McNally threw into his story to Paul Liberatore, Interviewer, what he calls “the human element.” Earlier on the tour, drummer Mickey Hart had bought a boa constrictor he dubbed Cosmic Charlie. Naturally, he took his boa on the plane with him.
“The snake is slithering up and down the aisle scaring the snot out of people and pooping on the floor,” McNally remembers. “Mickey’s son, Taro Hart, who was about 8 years old then, is sitting on the pilot’s lap, and the pilot insists he’s flying the plane. In the back of the plane, across the aisle and to my left, Garcia is giving a full bore film history lecture about the discovery of Monument Valley by director John Ford, who shot his movie ‘Stagecoach’ there.
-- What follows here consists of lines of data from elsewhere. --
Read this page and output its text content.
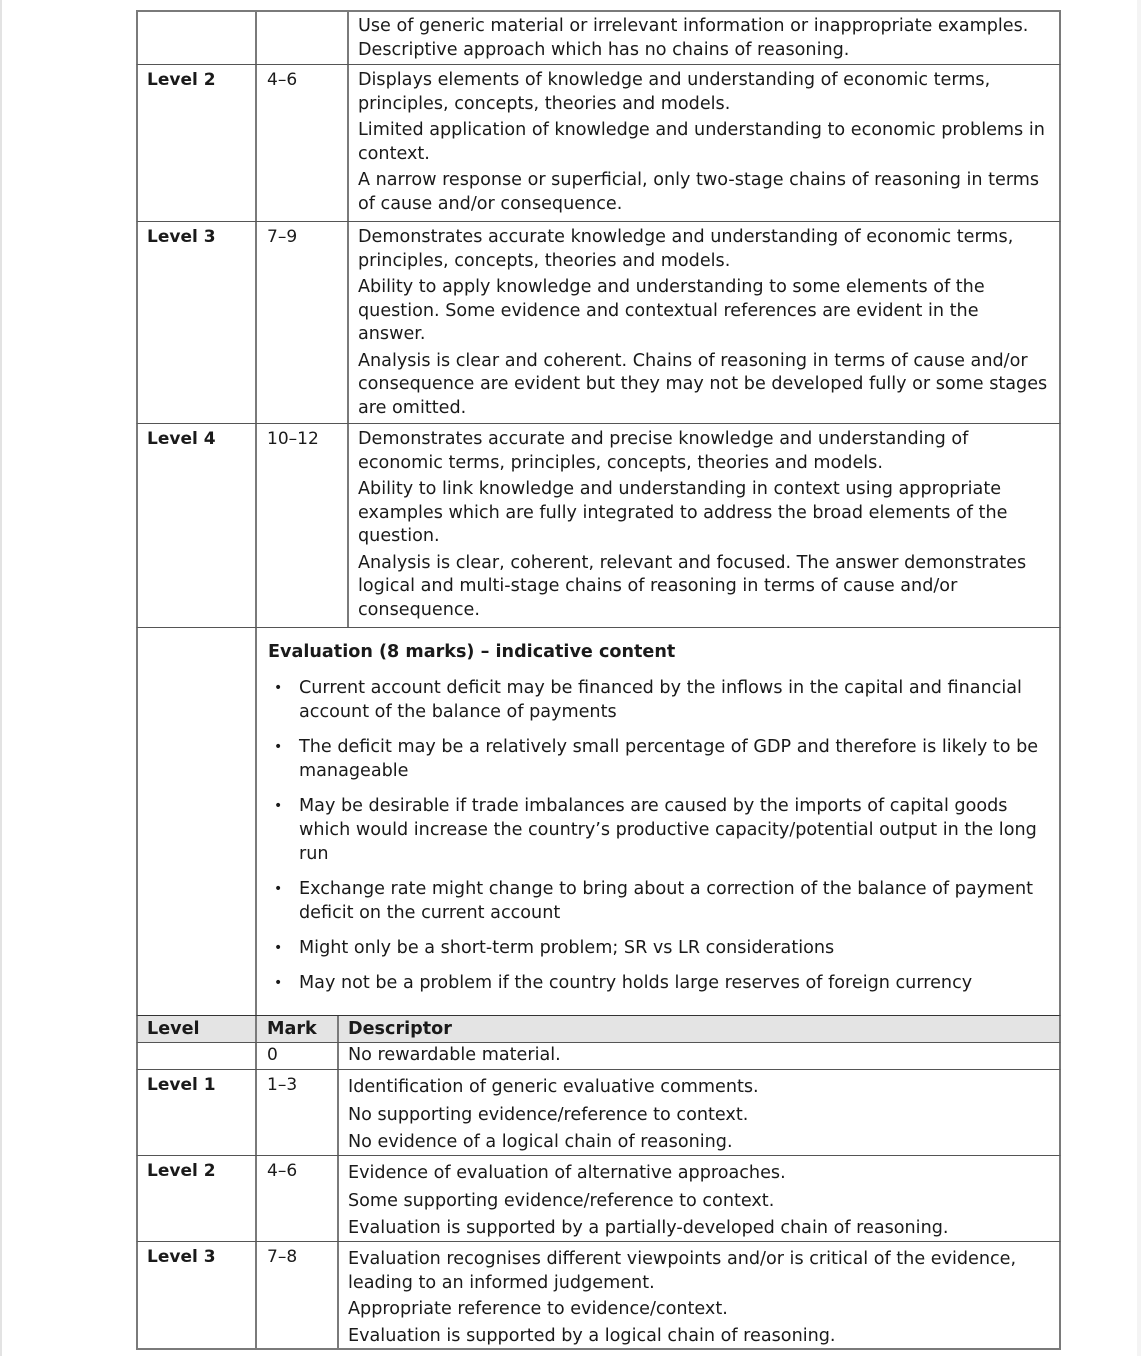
Use of generic material or irrelevant information or inappropriate examples. Descriptive approach which has no chains of reasoning.

Level 2	4–6	Displays elements of knowledge and understanding of economic terms, principles, concepts, theories and models.

Limited application of knowledge and understanding to economic problems in context.

A narrow response or superficial, only two-stage chains of reasoning in terms of cause and/or consequence.

Level 3	7–9	Demonstrates accurate knowledge and understanding of economic terms, principles, concepts, theories and models.

Ability to apply knowledge and understanding to some elements of the question. Some evidence and contextual references are evident in the answer.

Analysis is clear and coherent. Chains of reasoning in terms of cause and/or consequence are evident but they may not be developed fully or some stages are omitted.

Level 4	10–12	Demonstrates accurate and precise knowledge and understanding of economic terms, principles, concepts, theories and models.

Ability to link knowledge and understanding in context using appropriate examples which are fully integrated to address the broad elements of the question.

Analysis is clear, coherent, relevant and focused. The answer demonstrates logical and multi-stage chains of reasoning in terms of cause and/or consequence.

Evaluation (8 marks) – indicative content
• Current account deficit may be financed by the inflows in the capital and financial account of the balance of payments
• The deficit may be a relatively small percentage of GDP and therefore is likely to be manageable
• May be desirable if trade imbalances are caused by the imports of capital goods which would increase the country’s productive capacity/potential output in the long run
• Exchange rate might change to bring about a correction of the balance of payment deficit on the current account
• Might only be a short-term problem; SR vs LR considerations
• May not be a problem if the country holds large reserves of foreign currency
Level	Mark	Descriptor
0	No rewardable material.

Level 1	1–3	Identification of generic evaluative comments.

No supporting evidence/reference to context.

No evidence of a logical chain of reasoning.

Level 2	4–6	Evidence of evaluation of alternative approaches.

Some supporting evidence/reference to context.

Evaluation is supported by a partially-developed chain of reasoning.

Level 3	7–8	Evaluation recognises different viewpoints and/or is critical of the evidence, leading to an informed judgement.

Appropriate reference to evidence/context.

Evaluation is supported by a logical chain of reasoning.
I was sitting there just thinking that this is the weirdest, coolest and among the funniest moments of my life. And it could never, ever have happened except with the Grateful Dead.”
“It was truly magical,” McNally recalls, sitting at his desk in his home-office in San Francisco’s Mission District. “It was summer and they threw parties and everybody came. There was a swimming pool and people were all running around naked. The band was starting to work at the Avalon and Fillmore (ballrooms) and making some money, at least enough to eat. Life was good.”
When that glorious sojourn ended, the band found a second communal retreat in a former Girl Scout camp in woodsy San Geronimo Valley. McNally isn’t sure where that camp was exactly. Some people say it would later become Serenity Knolls, the treatment center where Garcia died in 1995, but that’s unclear.
“I’ve heard more people tell me more different stories about where it was,” he says. “I’d really love for that to be sorted out. Wherever it was, it also had a pool where Pigpen (the Dead’s Ron “Pigpen” McKernan) and Janis (Joplin) noisily consorted in the middle of the night.”